Mahendra is 16 years old and is one such young person. He has one leg, serious ulceration and badly deformed hands. He cannot walk and uses a wheelchair to move around in the hospital ward at Anandaban. He sat with me and shared his story:
“When I was 6 I saw white patches on my arms. I poked them but I couldn’t feel it; it was very strange to me. I didn’t understand what was happening. I ignored it for a couple of years, but when I couldn’t straighten my fingers, my family took to a doctor and he said I had leprosy. I didn’t take any medicine, I don’t know why now.
“Slowly I lost all feeling in my hands, and my fingers started to bend further and further in to my palms- I couldn’t straighten them at all. I couldn’t hold a pen, or catch a ball and it was very hard to find friends. My feet were the same, I couldn’t feel a thing. I kept cutting them and then the wound would turn in to a big ulcer.

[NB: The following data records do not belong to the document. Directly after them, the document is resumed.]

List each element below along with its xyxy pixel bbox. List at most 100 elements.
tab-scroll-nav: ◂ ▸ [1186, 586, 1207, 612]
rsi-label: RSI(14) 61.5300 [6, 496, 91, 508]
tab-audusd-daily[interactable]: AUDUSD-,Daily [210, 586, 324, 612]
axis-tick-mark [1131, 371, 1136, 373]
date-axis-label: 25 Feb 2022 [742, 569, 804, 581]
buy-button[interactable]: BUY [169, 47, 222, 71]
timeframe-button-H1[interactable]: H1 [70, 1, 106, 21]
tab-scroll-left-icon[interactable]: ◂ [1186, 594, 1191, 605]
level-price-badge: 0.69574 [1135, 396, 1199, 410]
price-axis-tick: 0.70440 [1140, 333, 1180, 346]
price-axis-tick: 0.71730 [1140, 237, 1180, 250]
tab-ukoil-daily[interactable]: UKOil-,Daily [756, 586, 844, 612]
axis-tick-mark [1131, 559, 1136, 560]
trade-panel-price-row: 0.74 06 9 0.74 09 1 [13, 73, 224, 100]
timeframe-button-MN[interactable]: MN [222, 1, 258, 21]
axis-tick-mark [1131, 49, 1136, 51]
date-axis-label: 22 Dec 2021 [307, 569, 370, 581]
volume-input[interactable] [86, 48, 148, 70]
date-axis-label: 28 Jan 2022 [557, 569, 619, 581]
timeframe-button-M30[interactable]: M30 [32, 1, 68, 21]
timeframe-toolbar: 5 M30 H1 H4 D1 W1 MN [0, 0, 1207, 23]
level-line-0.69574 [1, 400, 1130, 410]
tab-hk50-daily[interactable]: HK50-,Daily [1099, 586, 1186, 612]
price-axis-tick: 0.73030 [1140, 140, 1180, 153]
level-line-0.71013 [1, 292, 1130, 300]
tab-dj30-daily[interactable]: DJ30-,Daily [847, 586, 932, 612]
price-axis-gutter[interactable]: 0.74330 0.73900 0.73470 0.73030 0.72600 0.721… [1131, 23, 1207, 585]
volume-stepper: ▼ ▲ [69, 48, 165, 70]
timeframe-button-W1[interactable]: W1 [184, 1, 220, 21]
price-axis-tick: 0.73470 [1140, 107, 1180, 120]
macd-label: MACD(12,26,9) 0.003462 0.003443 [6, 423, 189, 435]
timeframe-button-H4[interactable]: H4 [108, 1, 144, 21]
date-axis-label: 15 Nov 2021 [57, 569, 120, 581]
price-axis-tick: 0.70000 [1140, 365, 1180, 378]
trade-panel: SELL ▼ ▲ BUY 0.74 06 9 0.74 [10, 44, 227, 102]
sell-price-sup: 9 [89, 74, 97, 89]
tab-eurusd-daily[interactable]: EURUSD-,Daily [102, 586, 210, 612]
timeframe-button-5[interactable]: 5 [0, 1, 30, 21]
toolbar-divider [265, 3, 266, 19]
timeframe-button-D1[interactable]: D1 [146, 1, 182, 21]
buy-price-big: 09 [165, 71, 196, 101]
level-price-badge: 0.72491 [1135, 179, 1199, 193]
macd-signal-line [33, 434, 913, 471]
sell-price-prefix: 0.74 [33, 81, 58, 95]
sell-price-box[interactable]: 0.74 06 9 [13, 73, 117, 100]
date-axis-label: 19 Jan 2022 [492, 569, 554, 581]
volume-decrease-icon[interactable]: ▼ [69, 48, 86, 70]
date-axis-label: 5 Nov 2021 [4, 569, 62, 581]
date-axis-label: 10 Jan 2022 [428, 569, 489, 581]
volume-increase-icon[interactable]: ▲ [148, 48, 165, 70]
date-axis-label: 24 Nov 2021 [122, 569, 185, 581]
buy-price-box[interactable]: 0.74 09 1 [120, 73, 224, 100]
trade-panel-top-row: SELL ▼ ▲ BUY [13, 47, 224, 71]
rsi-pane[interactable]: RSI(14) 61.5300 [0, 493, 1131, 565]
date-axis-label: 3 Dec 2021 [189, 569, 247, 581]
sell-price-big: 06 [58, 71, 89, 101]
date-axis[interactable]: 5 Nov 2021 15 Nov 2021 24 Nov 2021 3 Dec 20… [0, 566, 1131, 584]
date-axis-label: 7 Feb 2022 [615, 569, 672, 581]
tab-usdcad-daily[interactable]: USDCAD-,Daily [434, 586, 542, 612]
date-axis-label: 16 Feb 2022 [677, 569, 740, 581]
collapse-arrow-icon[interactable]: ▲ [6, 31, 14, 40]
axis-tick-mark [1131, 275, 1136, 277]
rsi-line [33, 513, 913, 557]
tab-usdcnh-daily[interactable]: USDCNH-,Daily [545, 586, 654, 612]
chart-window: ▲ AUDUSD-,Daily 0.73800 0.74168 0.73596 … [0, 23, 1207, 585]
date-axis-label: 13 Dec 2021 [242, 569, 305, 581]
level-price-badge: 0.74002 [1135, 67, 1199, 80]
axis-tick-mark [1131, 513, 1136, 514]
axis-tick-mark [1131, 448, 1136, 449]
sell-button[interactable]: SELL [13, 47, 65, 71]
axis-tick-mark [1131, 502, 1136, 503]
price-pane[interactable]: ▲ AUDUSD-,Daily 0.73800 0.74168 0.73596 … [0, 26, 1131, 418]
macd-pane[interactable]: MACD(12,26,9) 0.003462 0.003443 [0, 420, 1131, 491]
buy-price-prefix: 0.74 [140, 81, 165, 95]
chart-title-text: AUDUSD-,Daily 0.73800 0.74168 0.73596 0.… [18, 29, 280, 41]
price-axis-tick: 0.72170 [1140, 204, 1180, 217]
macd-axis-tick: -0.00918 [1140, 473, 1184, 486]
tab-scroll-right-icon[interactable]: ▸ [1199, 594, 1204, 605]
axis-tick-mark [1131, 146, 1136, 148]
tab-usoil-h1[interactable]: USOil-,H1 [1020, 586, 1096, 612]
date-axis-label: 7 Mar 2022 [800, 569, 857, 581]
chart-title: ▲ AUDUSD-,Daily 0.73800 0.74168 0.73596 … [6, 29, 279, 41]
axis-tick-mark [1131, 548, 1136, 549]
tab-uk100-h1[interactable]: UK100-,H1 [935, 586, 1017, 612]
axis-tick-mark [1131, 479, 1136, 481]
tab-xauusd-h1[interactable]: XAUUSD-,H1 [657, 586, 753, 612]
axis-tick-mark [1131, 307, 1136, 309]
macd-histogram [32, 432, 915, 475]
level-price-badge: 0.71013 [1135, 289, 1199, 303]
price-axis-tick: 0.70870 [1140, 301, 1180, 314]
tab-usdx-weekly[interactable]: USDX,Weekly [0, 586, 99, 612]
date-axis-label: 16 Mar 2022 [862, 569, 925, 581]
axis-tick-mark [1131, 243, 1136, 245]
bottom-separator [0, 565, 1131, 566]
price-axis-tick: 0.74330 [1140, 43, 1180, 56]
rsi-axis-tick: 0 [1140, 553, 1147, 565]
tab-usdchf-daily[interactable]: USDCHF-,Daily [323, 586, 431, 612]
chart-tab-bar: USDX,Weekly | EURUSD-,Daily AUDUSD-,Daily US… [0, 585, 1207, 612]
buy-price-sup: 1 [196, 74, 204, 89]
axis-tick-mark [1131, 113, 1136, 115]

“Finally I came to Anandaban and have taken medicine to cure me for the last two years. I can’t get my fingers back though; it’s too late for that. My foot ulcers got so bad that I had my left leg amputated 3 months ago. I’ve been here for 14 weeks now.
“My family never come to visit me, that makes me sad. I really miss them. When I am better I would like to open a small shop. That would make my family proud.
“I am so happy that I came to this hospital. Everyone is so kind and I have been treated well.”
Mahendra is going to be measured for a prosthetic limb next week. They take six weeks to make and by the time it is ready, his wound will have healed. It’s going to take a long time and lots of physiotherapy before Mahendra will be able to walk again.
In the meantime, a teacher comes to the hospital twice a week to help Mahendra with his studies. He’s also made plenty of friends on the ward who sit and play games with him.
Mahendra has a huge smile and I’m convinced he has the willpower to get out of his wheelchair and open his shop.